Brian’s POV : PG-13 for language

Premise: 412 gapfiller. Takes place at end of ep.



I slide open the door and drop my gym bag on the counter, forgetting for a second that Justin’s sleeping.

Holy.

Fuck.

Slowly bend over to untie my shoes, my fingers shaking just the slightest as I pull at the knot. I finally give up and kick them off, not caring about scuffing the heels. Struggle with my jacket, yanking the sleeves off one at a time. Put one foot in front of the other enough times to make it to the refrigerator. Get out a bottle of water and drink it back, fumbling in the cupboard for a couple Extra-Strength Tylenols.

Jesus Christ.

Swipe at the sweat forming on my forehead again. Pull off my shirt. Unbuckle my jeans. Kick them off.

Shower. Now.

Step in under the spray, and hot water streams down my back, my face, into my hair. Washes away the sheets of perspiration, pushes on my muscles, my bones, my body. I stand under the pounding pins of water for minutes, longer, trying to get my breath back, trying to focus on stilling my heart. Trying to stop my fucking fingers from shaking. Quivering. My knees almost worse, giving a twinge every now and then, as though they’ll collapse.

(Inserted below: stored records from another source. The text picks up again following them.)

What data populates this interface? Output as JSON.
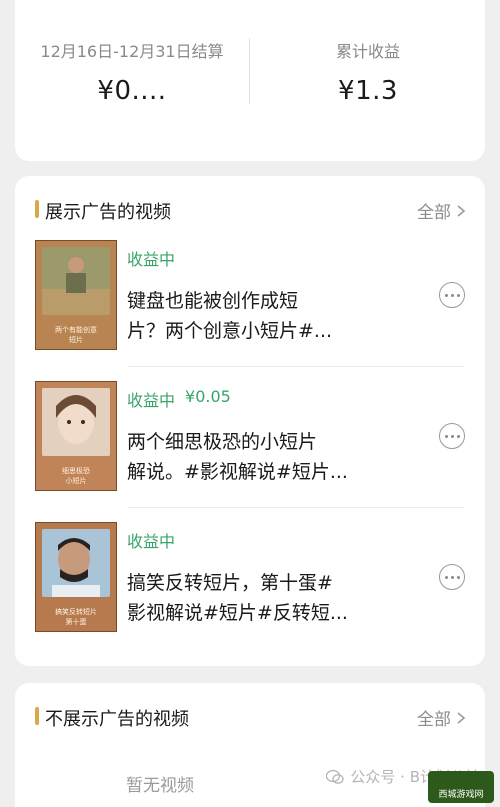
{
  "summary": {
    "period_label": "12月16日-12月31日结算",
    "period_value": "¥0....",
    "total_label": "累计收益",
    "total_value": "¥1.3"
  },
  "ad_videos": {
    "title": "展示广告的视频",
    "all_label": "全部",
    "items": [
      {
        "status": "收益中",
        "amount": "",
        "title_line1": "键盘也能被创作成短",
        "title_line2": "片？两个创意小短片#...",
        "thumb_caption1": "两个有能创意",
        "thumb_caption2": "短片"
      },
      {
        "status": "收益中",
        "amount": "¥0.05",
        "title_line1": "两个细思极恐的小短片",
        "title_line2": "解说。#影视解说#短片...",
        "thumb_caption1": "细思极恐",
        "thumb_caption2": "小短片"
      },
      {
        "status": "收益中",
        "amount": "",
        "title_line1": "搞笑反转短片，第十蛋#",
        "title_line2": "影视解说#短片#反转短...",
        "thumb_caption1": "搞笑反转短片",
        "thumb_caption2": "第十蛋"
      }
    ]
  },
  "no_ad_videos": {
    "title": "不展示广告的视频",
    "all_label": "全部",
    "empty_text": "暂无视频"
  },
  "watermark": {
    "text": "公众号 · B计划公社",
    "badge_text": "西城游戏网"
  },
  "colors": {
    "status_green": "#39a467",
    "accent_bar": "#d8a94a",
    "background": "#efefef"
  }
}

But the worst is my stomach, my groin, where the scar is, where they cut into me to rip out my ball. Hurts. Slicing pain. Like it’s tearing open again. I run my fingers across the mottled scar to make sure it’s still holding everything in, knowing that if it doesn’t come spilling out of me that way, I’ll probably puke it up in about ten minutes anyway.

I feel worse than after the fucking radiation.

And all I did was 60 minutes on a bike.

How the *fuck* am I gonna do 322 miles?

If all those fuckers hadn’t told me I *couldn’t* do it, then I wouldn’t be trying. But I guess I can’t blame them for my ego. Well, not really.

I just don’t want to be told that there’s something I can’t do. Even if I know that if I hadn’t gotten cancer, and was still in the great fucking shape I was in before I got sick, I definitely wouldn’t be doing this shit.

I’m starting to think that sometimes I’m my own worst enemy.

Lean against the wall of the shower for moments more, breathing in the steam. I think I feel okay now. The shakes have stopped, the nausea has passed, my knees are stable.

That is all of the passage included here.